Para empresas que estavam considerando construir sua infraestrutura de agentes internamente, o Presence oferece uma alternativa que pode ser mais rápida de implementar e mais fácil de manter do que uma solução customizada. O tradeoff é a customização versus velocidade de implantação, um cálculo que cada empresa vai fazer de acordo com suas necessidades específicas.
O que a estatística de 75% revela sobre o estado atual de agentes em produção
A taxa de resolução de 75% sem intervenção humana que a OpenAI reporta para seu próprio atendimento telefônico é tanto um benchmark de produto quanto um dado sobre o estado atual do que é possível com agentes em produção.
75% não é perfeito. Os outros 25% ainda exigem humanos, o que significa que o Presence não elimina completamente o trabalho humano no atendimento, mas o reposiciona para os casos mais complexos onde o julgamento humano genuinamente agrega valor.

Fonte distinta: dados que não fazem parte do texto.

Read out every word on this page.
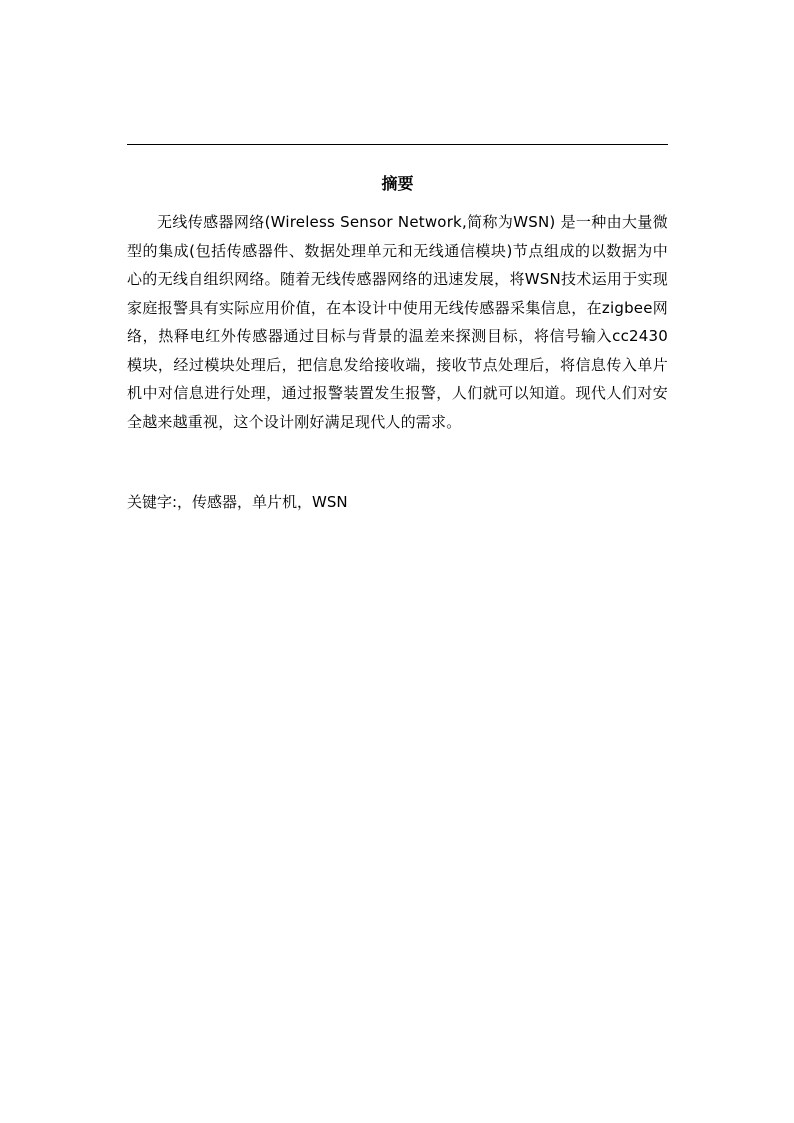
摘要

无线传感器网络(Wireless Sensor Network,简称为WSN) 是一种由大量微型的集成(包括传感器件、数据处理单元和无线通信模块)节点组成的以数据为中心的无线自组织网络。随着无线传感器网络的迅速发展，将WSN技术运用于实现家庭报警具有实际应用价值，在本设计中使用无线传感器采集信息，在zigbee网络，热释电红外传感器通过目标与背景的温差来探测目标，将信号输入cc2430模块，经过模块处理后，把信息发给接收端，接收节点处理后，将信息传入单片机中对信息进行处理，通过报警装置发生报警，人们就可以知道。现代人们对安全越来越重视，这个设计刚好满足现代人的需求。

关键字:，传感器，单片机，WSN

Para empresas que estão avaliando a economia de implantar agentes de atendimento, essa é a matemática que importa: se o agente resolve 75% dos casos, qual é o custo por resolução comparado ao custo humano equivalente?
A escolha de usar o próprio atendimento telefônico como caso de uso de prova é também estratégica em termos de credibilidade. Atendimento por telefone é um dos casos de uso mais difíceis para agentes de IA: linguagem natural, ruído de fundo, contexto emocional, variação de sotaques e vocabulário, e expectativa do usuário de ser ajudado de verdade. Se o Presence funciona bem o suficiente para o atendimento telefônico da OpenAI, o argumento para casos de uso de menor complexidade fica mais forte.
A convergência que o Presence está acelerando
O Presence chega num momento em que a convergência de capacidades entre os principais modelos de IA está fazendo com que o diferencial de mercado se desloque de quem tem o modelo mais inteligente para quem tem a plataforma mais completa para fazer modelos funcionarem em produção.
Quando GPT-5.6, Claude Fable 5 e Grok 4.5 são todos modelos de fronteira com capacidades comparáveis para a maioria dos casos de uso corporativos, a decisão de qual plataforma adotar passa a depender do ecossistema ao redor: integração com sistemas existentes, ferramentas de governança e supervisão, suporte à implantação, capacidade de monitoramento e melhoria contínua.
O Presence posiciona a OpenAI para competir nessa dimensão de forma mais direta do que qualquer produto que a empresa havia lançado antes. Não é apenas o modelo mais inteligente. É a plataforma mais completa para transformar modelos em agentes que operam processos reais dentro das empresas.
A próxima batalha da IA não vai ser vencida por benchmarks. Vai ser vencida por quem conseguir fazer agentes trabalharem de forma confiável, supervisionada e escalável dentro das organizações. O Presence é a aposta da OpenAI de que essa batalha já começou e que a empresa quer estar à frente dela.